Yo supe esto cuando empecé a viajar, porque de pronto descubrí especies que nunca antes había visto en mi entorno diario: las bellísimas jacarandas de Lisboa, las orgullosas palmeras de Lanzarote o los misteriosos baobabs de Botswana. Nada de eso formaba parte de mi paisaje cotidiano. Y empecé a mirar a los árboles de otro modo. En realidad lo que sucedió es que empecé a ver sus almas.
Hoy les hablo de uno cuya historia es tan conmovedora que necesita un artículo para él sólo. Además es único, no hay otro en el mundo como él, y su historia forma parte de un pueblo, una isla y un país maravilloso: Indonesia.

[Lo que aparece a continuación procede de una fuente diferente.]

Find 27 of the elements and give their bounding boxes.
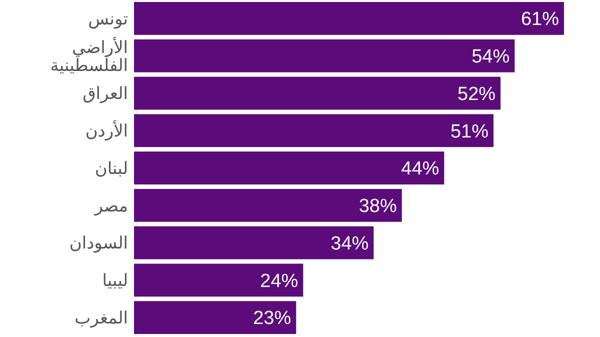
- data-label: 23%: [253, 308, 292, 330]
- data-label: 61%: [520, 9, 560, 30]
- bar: [134, 188, 402, 222]
- bar: [134, 152, 444, 184]
- bar: [134, 114, 494, 148]
- data-label: 34%: [330, 233, 369, 254]
- bar: [134, 264, 304, 297]
- y-tick-label: لبنان: [94, 158, 128, 179]
- data-label: 52%: [458, 84, 496, 105]
- bar: [134, 2, 564, 35]
- data-label: 54%: [472, 46, 510, 68]
- data-label: 44%: [401, 158, 440, 180]
- data-label: 51%: [450, 121, 489, 142]
- y-tick-label: ليبيا: [102, 271, 128, 292]
- bar: [134, 76, 501, 110]
- y-tick-label: الأراضي الفلسطينية: [50, 36, 128, 76]
- y-tick-label: المغرب: [74, 308, 128, 328]
- bar: [134, 301, 296, 334]
- y-tick-label: السودان: [69, 234, 128, 254]
- y-tick-label: تونس: [88, 9, 128, 30]
- y-tick-label: العراق: [82, 84, 128, 104]
- data-label: 24%: [260, 270, 298, 292]
- y-tick-label: مصر: [94, 196, 128, 216]
- data-label: 38%: [358, 196, 397, 218]
- bar: [134, 39, 515, 72]
- bar: [134, 226, 374, 260]
- y-tick-label: الأردن: [85, 120, 128, 142]
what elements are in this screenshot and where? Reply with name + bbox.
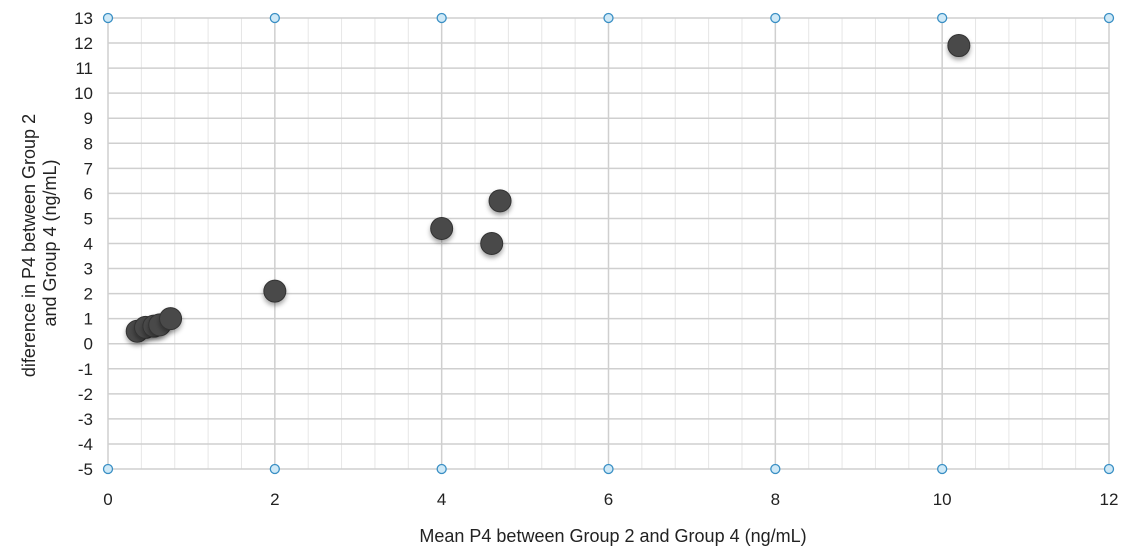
- axis-marker: [436, 463, 447, 475]
- y-tick-label: -4: [78, 435, 93, 454]
- y-tick-label: 8: [84, 134, 93, 153]
- y-tick-label: 6: [84, 184, 93, 203]
- axis-marker: [937, 12, 948, 24]
- x-tick-labels: 0 2 4 6 8 10 12: [103, 490, 1118, 509]
- x-tick-label: 6: [604, 490, 613, 509]
- y-tick-label: 2: [84, 285, 93, 304]
- x-tick-label: 2: [270, 490, 279, 509]
- axis-marker: [436, 12, 447, 24]
- y-tick-label: -3: [78, 410, 93, 429]
- axis-marker: [770, 463, 781, 475]
- reference-lines: [131, 79, 968, 450]
- y-tick-label: -5: [78, 460, 93, 479]
- y-tick-label: 13: [74, 9, 93, 28]
- x-tick-label: 10: [933, 490, 952, 509]
- axis-marker: [102, 463, 114, 475]
- y-tick-label: 12: [74, 34, 93, 53]
- y-tick-label: 9: [84, 109, 93, 128]
- data-points: [125, 34, 971, 343]
- axis-marker: [770, 12, 781, 24]
- y-tick-label: 0: [84, 335, 93, 354]
- axis-marker: [1103, 463, 1115, 475]
- axis-marker: [102, 12, 114, 24]
- axis-markers: [102, 12, 1115, 475]
- axis-marker: [603, 12, 614, 24]
- y-tick-label: -1: [78, 360, 93, 379]
- data-point: [488, 189, 512, 213]
- x-tick-label: 12: [1100, 490, 1119, 509]
- y-tick-label: 5: [84, 209, 93, 228]
- data-point: [480, 232, 504, 255]
- axis-marker: [269, 463, 280, 475]
- data-point: [947, 34, 971, 58]
- x-axis-title: Mean P4 between Group 2 and Group 4 (ng/…: [419, 526, 806, 546]
- x-tick-label: 4: [437, 490, 446, 509]
- axis-marker: [603, 463, 614, 475]
- y-tick-label: 3: [84, 260, 93, 279]
- y-axis-title-line-2: and Group 4 (ng/mL): [40, 159, 60, 326]
- data-point: [159, 307, 183, 331]
- x-tick-label: 0: [103, 490, 112, 509]
- y-axis-title: diference in P4 between Group 2 and Grou…: [19, 109, 60, 377]
- data-point: [430, 216, 454, 240]
- x-tick-label: 8: [771, 490, 780, 509]
- y-tick-label: 1: [84, 310, 93, 329]
- axis-marker: [269, 12, 280, 24]
- data-point: [263, 279, 287, 303]
- y-tick-label: 11: [75, 59, 93, 78]
- y-tick-label: 7: [84, 159, 93, 178]
- y-tick-label: -2: [78, 385, 93, 404]
- axis-marker: [1103, 12, 1115, 24]
- y-tick-label: 4: [84, 235, 93, 254]
- y-axis-title-line-1: diference in P4 between Group 2: [19, 114, 39, 377]
- axis-marker: [937, 463, 948, 475]
- y-tick-label: 10: [74, 84, 93, 103]
- grid: [107, 17, 1110, 470]
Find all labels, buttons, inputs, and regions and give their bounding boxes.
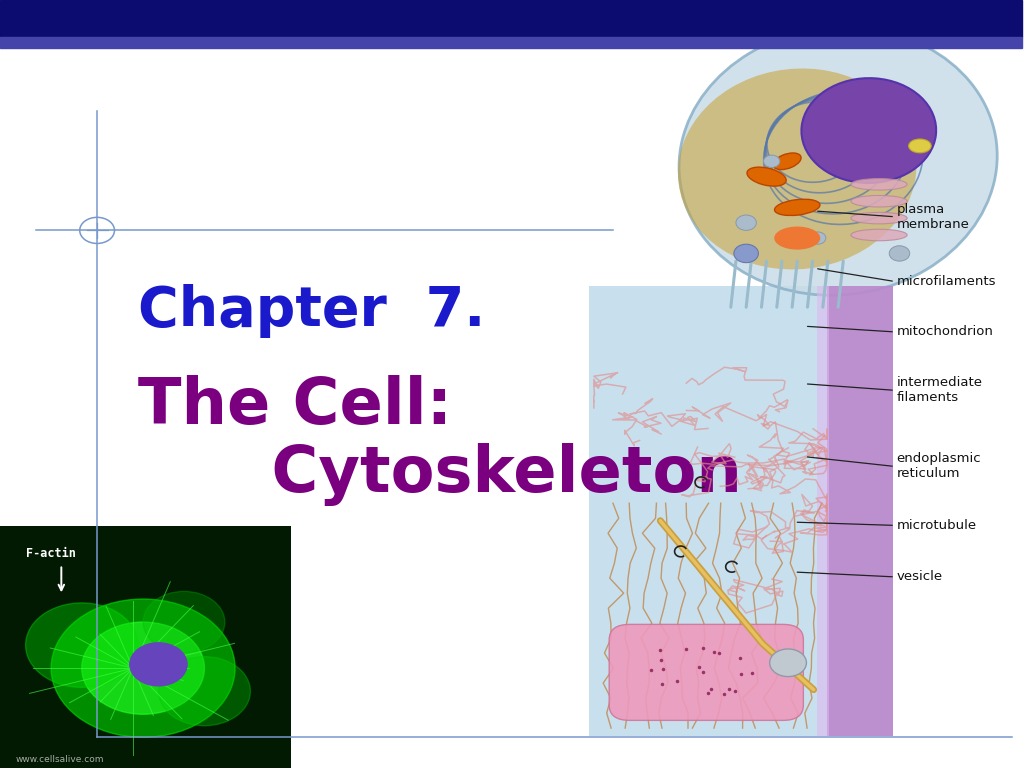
Circle shape: [736, 215, 757, 230]
Circle shape: [51, 599, 236, 737]
Bar: [817, 286, 829, 736]
Text: intermediate
filaments: intermediate filaments: [896, 376, 982, 404]
Text: The Cell:: The Cell:: [138, 375, 453, 436]
Circle shape: [26, 603, 138, 687]
Ellipse shape: [802, 78, 936, 183]
Ellipse shape: [746, 167, 786, 186]
Ellipse shape: [851, 213, 907, 224]
Bar: [0, 37, 1022, 48]
Circle shape: [810, 232, 826, 244]
Text: Cytoskeleton: Cytoskeleton: [138, 443, 741, 506]
Circle shape: [764, 155, 780, 167]
Text: endoplasmic
reticulum: endoplasmic reticulum: [896, 452, 981, 480]
Ellipse shape: [774, 227, 820, 250]
Ellipse shape: [774, 199, 820, 216]
Circle shape: [159, 657, 251, 726]
Text: F-actin: F-actin: [26, 547, 76, 560]
Bar: [589, 286, 893, 736]
Ellipse shape: [851, 178, 907, 190]
Circle shape: [143, 591, 225, 653]
Text: plasma
membrane: plasma membrane: [896, 203, 970, 230]
Circle shape: [130, 643, 187, 686]
Circle shape: [889, 246, 909, 261]
FancyBboxPatch shape: [609, 624, 804, 720]
Text: Chapter  7.: Chapter 7.: [138, 284, 485, 338]
Circle shape: [770, 649, 807, 677]
Ellipse shape: [679, 28, 997, 295]
Ellipse shape: [908, 139, 931, 153]
Ellipse shape: [773, 153, 801, 170]
Bar: [0, 0, 1022, 37]
Circle shape: [82, 622, 205, 714]
Ellipse shape: [678, 68, 916, 270]
Text: vesicle: vesicle: [896, 571, 942, 583]
Ellipse shape: [851, 230, 907, 241]
Circle shape: [734, 244, 759, 263]
Ellipse shape: [851, 196, 907, 207]
Text: www.cellsalive.com: www.cellsalive.com: [15, 755, 103, 764]
Bar: [0, 526, 291, 768]
Text: microfilaments: microfilaments: [896, 275, 996, 287]
Text: microtubule: microtubule: [896, 519, 977, 531]
Text: mitochondrion: mitochondrion: [896, 326, 993, 338]
Bar: [827, 286, 893, 736]
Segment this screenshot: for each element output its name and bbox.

Se llama “el árbol de las almas” y se encuentra en la fascinante isla de Sulawesi. Allí estuve conviviendo con la etnia toraja unos días y la historia que hoy les cuento es solamente uno de los tesoros que me traje de esta experiencia.
Cuando nace un bebé muerto o un niño fallece antes de tener dientes, los toraja hacen un agujero en el tronco de este árbol y depositan dentro el cuerpo inerte. Después lo sellan con una pequeña puerta hecha de ramitas. De este modo sus espíritus permanecerán dentro del árbol y crecerán con él.
Los toraja consideran que estos niños aún forman parte del ciclo de la Naturaleza, ya que todavía no tienen un destino en la vida. De otro modo esas almas hubieran vagado eternamente por el limbo. Es un poético modo de conjurar el dolor más terrible. Es un árbol de muerte pero también de vida.
La mañana que fuimos a ver el árbol, el sol brillaba en lo alto del cielo y se filtraba entre las ramas del bosque de bambú donde está ubicado. Apenas se escuchaba el viento y el suave murmullo de las hojas al rozarse. Estábamos solos en este rincón sagrado de la isla y fue un momento verdaderamente emocional. Nos sentamos al lado del tronco y permanecimos largo rato en silencio observando el árbol y captando la energía que desprende el lugar. Hubo una conexión espiritual y todo giró, durante unos minutos, alrededor de ese gran ser vivo y resquebrajado que albergaba en su interior los pequeños corazoncitos de sus eternos habitantes.
Estar aquí es, en parte, un modo de despedirse de esos niños que no conocimos ni nunca conoceremos. Esos que no formaron parte de nuestra vida pero fueron el fulgor de una estrella por un instante. Existieron, sí. Ahora son, quizás, musgo. Musgo y tiempo. Todos lo seremos algún día.
Hay que empezar a mirar el mundo con todos sus detalles, no podemos preocuparnos únicamente de las cosas grandes. Asómense a sus ventanas y busquen el alma de los árboles. Están ahí. Seguro que hay uno que les representa. Todos tenemos nuestro árbol. Les dejo esta reflexión pendiente y obligada.
Tengo recuerdos que no son míos pero los hago propios. Contaba así el escritor portugués y premio Nobel José Saramago una anécdota preciosa sobre su abuelo que nunca he podido olvidar: "soy nieto de un hombre que al presentir la muerte y en espera de que lo llevaran al hospital, bajó al huerto y fue a despedirse de los árboles que había plantado y cuidado, y, llorando, se abrazó a cada uno de ellos y les dijo adiós".